Easily the PEDs He has failed 2 tests 1 for PEDs and refused another! He is getting a hefty ban for that
Fury was doing well when he was the underdog. The spotlight wasn't on him, there were no expectations, he could talk dumb trash all day and nobody made a big deal of it. Suddenly he was HW champion of the world. Now the expectations were huge overnight. The spotlight was on him, every move and sentence was analyzed and criticized. He was the favorite; he was expected to win each fight with ease. The problem with Fury is he doesn't have the mind of a champion; he can't handle the pressure and intense scrutiny of the fans and public. He can't fight as a favorite because he implodes mentally and is scared to underdeliver. He doesn't want to be a hero of boxing fans. Fury wants to be a trashy gypsie, stuffing his face with fast food whenever he feels like it. A true champion would rise to the occasion, stand the pressure of the public attention, be disciplined and hard-working as ever and defend his championship with pride.
Madballster summed it up pretty well. Some people can't take it when they're on top. The pressure of expectation, the sudden wealth and the distraction that brings. I said before his reign would be short, just didn't expect it to be this short. I saw him to be much like Bowe, the errattic behaviour, weight issues, lack of discipline etc. It was kind of inevitable he'd implode under the lime light.

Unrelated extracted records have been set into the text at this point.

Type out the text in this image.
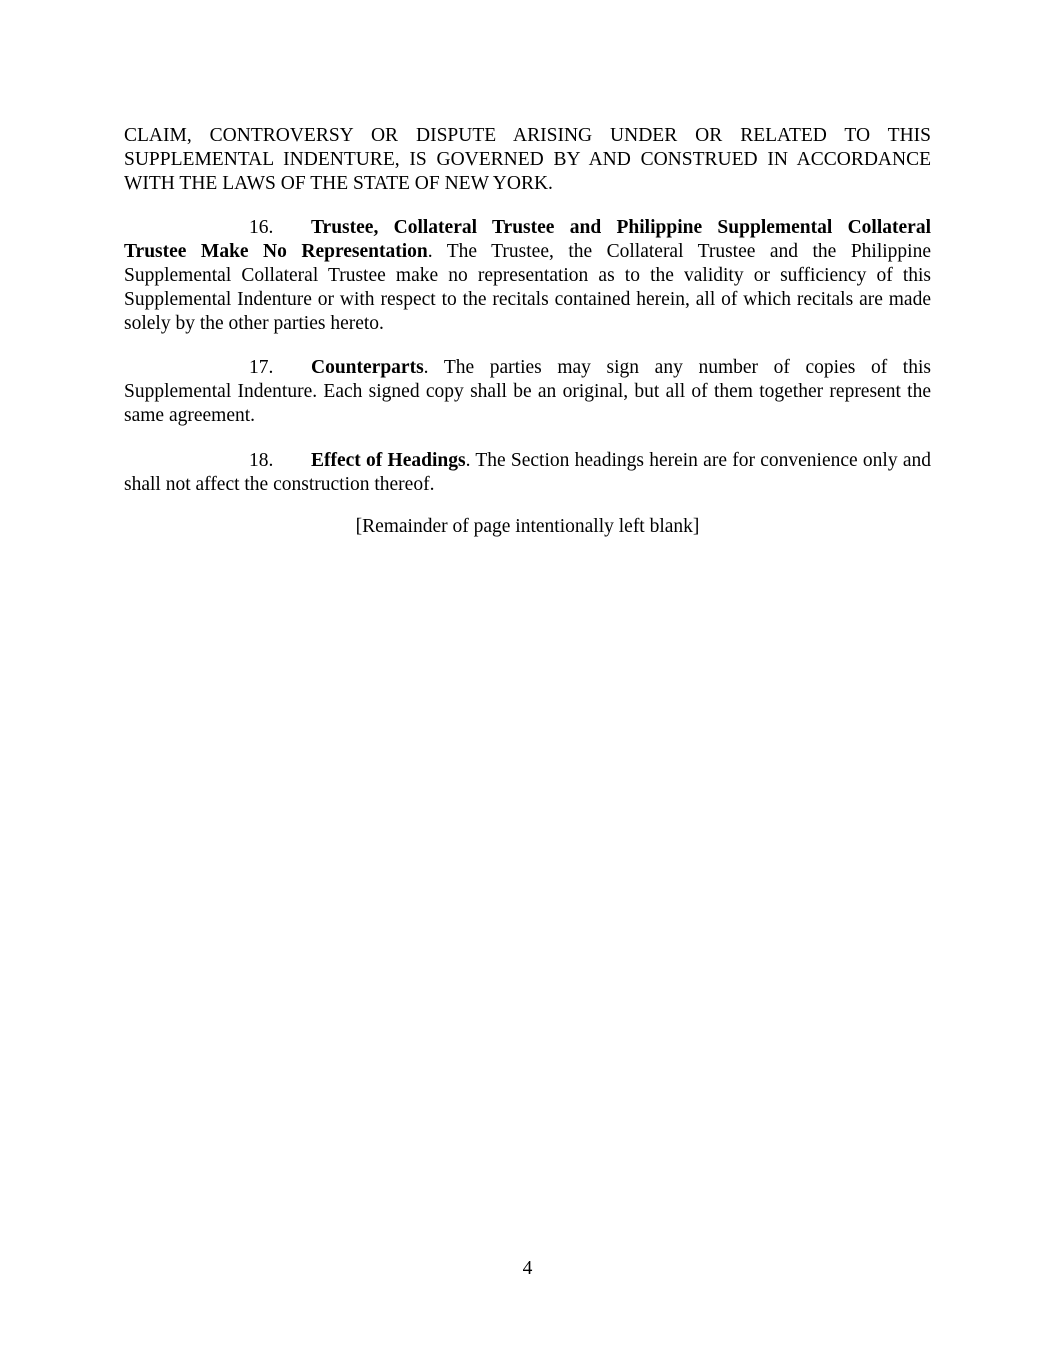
CLAIM, CONTROVERSY OR DISPUTE ARISING UNDER OR RELATED TO THIS SUPPLEMENTAL INDENTURE, IS GOVERNED BY AND CONSTRUED IN ACCORDANCE WITH THE LAWS OF THE STATE OF NEW YORK.

16. Trustee, Collateral Trustee and Philippine Supplemental Collateral Trustee Make No Representation. The Trustee, the Collateral Trustee and the Philippine Supplemental Collateral Trustee make no representation as to the validity or sufficiency of this Supplemental Indenture or with respect to the recitals contained herein, all of which recitals are made solely by the other parties hereto.

17. Counterparts. The parties may sign any number of copies of this Supplemental Indenture. Each signed copy shall be an original, but all of them together represent the same agreement.

18. Effect of Headings. The Section headings herein are for convenience only and shall not affect the construction thereof.

[Remainder of page intentionally left blank]

4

He's serving a ban currently for coke that the media are not allowed to mention because it's under injunction, he won't be back in 2017 100%, who knows about after.

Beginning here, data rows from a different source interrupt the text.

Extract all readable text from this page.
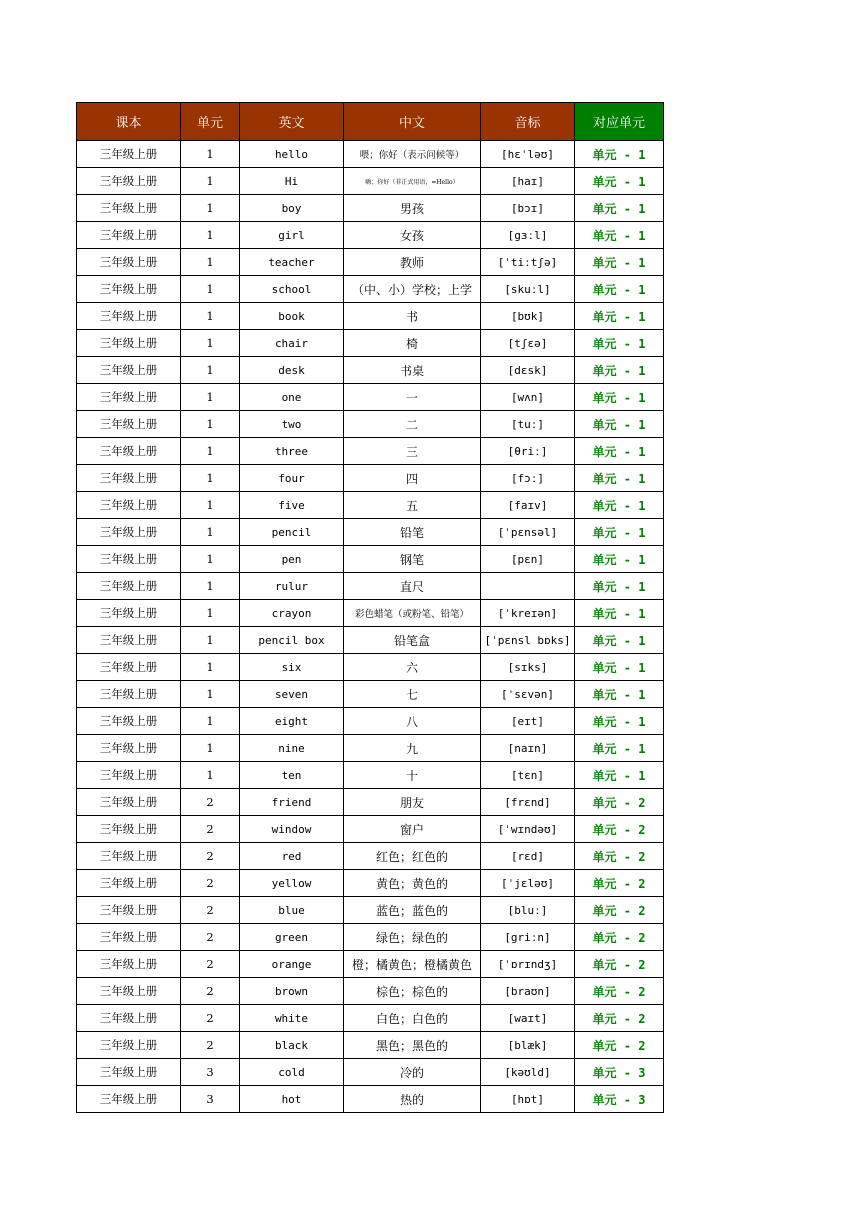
课本	单元	英文	中文	音标	对应单元
三年级上册	1	hello	喂；你好（表示问候等）	[hɛˈləʊ]	单元 - 1
三年级上册	1	Hi	嗨；你好（非正式用语，=Hello）	[haɪ]	单元 - 1
三年级上册	1	boy	男孩	[bɔɪ]	单元 - 1
三年级上册	1	girl	女孩	[gɜːl]	单元 - 1
三年级上册	1	teacher	教师	[ˈtiːtʃə]	单元 - 1
三年级上册	1	school	（中、小）学校；上学	[skuːl]	单元 - 1
三年级上册	1	book	书	[bʊk]	单元 - 1
三年级上册	1	chair	椅	[tʃɛə]	单元 - 1
三年级上册	1	desk	书桌	[dɛsk]	单元 - 1
三年级上册	1	one	一	[wʌn]	单元 - 1
三年级上册	1	two	二	[tuː]	单元 - 1
三年级上册	1	three	三	[θriː]	单元 - 1
三年级上册	1	four	四	[fɔː]	单元 - 1
三年级上册	1	five	五	[faɪv]	单元 - 1
三年级上册	1	pencil	铅笔	[ˈpɛnsəl]	单元 - 1
三年级上册	1	pen	钢笔	[pɛn]	单元 - 1
三年级上册	1	rulur	直尺		单元 - 1
三年级上册	1	crayon	彩色蜡笔（或粉笔、铅笔）	[ˈkreɪən]	单元 - 1
三年级上册	1	pencil box	铅笔盒	[ˈpɛnsl bɒks]	单元 - 1
三年级上册	1	six	六	[sɪks]	单元 - 1
三年级上册	1	seven	七	[ˈsɛvən]	单元 - 1
三年级上册	1	eight	八	[eɪt]	单元 - 1
三年级上册	1	nine	九	[naɪn]	单元 - 1
三年级上册	1	ten	十	[tɛn]	单元 - 1
三年级上册	2	friend	朋友	[frɛnd]	单元 - 2
三年级上册	2	window	窗户	[ˈwɪndəʊ]	单元 - 2
三年级上册	2	red	红色；红色的	[rɛd]	单元 - 2
三年级上册	2	yellow	黄色；黄色的	[ˈjɛləʊ]	单元 - 2
三年级上册	2	blue	蓝色；蓝色的	[bluː]	单元 - 2
三年级上册	2	green	绿色；绿色的	[griːn]	单元 - 2
三年级上册	2	orange	橙；橘黄色；橙橘黄色	[ˈɒrɪndʒ]	单元 - 2
三年级上册	2	brown	棕色；棕色的	[braʊn]	单元 - 2
三年级上册	2	white	白色；白色的	[waɪt]	单元 - 2
三年级上册	2	black	黑色；黑色的	[blæk]	单元 - 2
三年级上册	3	cold	冷的	[kəʊld]	单元 - 3
三年级上册	3	hot	热的	[hɒt]	单元 - 3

Some people just lose motivation, he will never have a bigger win (please dont give me the AJ, Wilder, Haye bollocks) than going to Germany and beating the man nobody could beat, and he has stated has enough money to last him. Maybe if that runs out he will be back.
I liked that recent photo of him where he looks like Tony Soprano. I had nothing but bad words for his year long BS after beating Wlad, but he looked sort of ok with himself in that pic. As long as he either ... stays retired as a kind of enigma ... or comes back at some stage in a straight forward way ... good luck to him. I would however be annoyed plenty if he started 'doing a Haye' and talking up his profile, generating drama, playing some 'will-he-or-won't-he' negotiations game, etc., without anything much happening in the end.
What Fury needs to stop doing is telling people he's the 'real champion' because he wasn't beat in the ring. That is a bunch of baloney: he had two chances to get in the ring to defend his title, and he avoided both without any injury or any good excuse. If you don't defend your title you are NOT a champion.
I don't think he's even bothered to retire. He's too lazy to think that through. Not that he has to for our sakes. He lost motivation. That's the main thing. I have a feeling he's been boxing for reasons that he has no motivational reason to sustain. I believe his father and his uncle imagined Tyson Fury as a great champion more than he did himself. I think Tyson Fury liked the showmanship and enjoyed proving his talent but I don't think he's driven to be a great champion at all. His love of the game and his ego just aren't that strong. madballster's points are mostly true I think too, he couldn't handle the pressures. Once everyone accepted him as a good boxer, the world's #1, and a legitimate leading sportsman, and all the baggage that comes with that, he didn't really want to play any more. Having said all this, he might well come back better than ever sometime. It seems very unlikely at this point but Tyson Fury can be very unpredictable. I never believed he'd get anywhere near as far as he did.
He will not stop though. Other than some money (and who knows how much if that remains) and a few cars, the opportunity to make that lame and delusional assertion is all that remains to him from his career. I have no sympathy for him. He's brought 100% of all of this entirely on himself.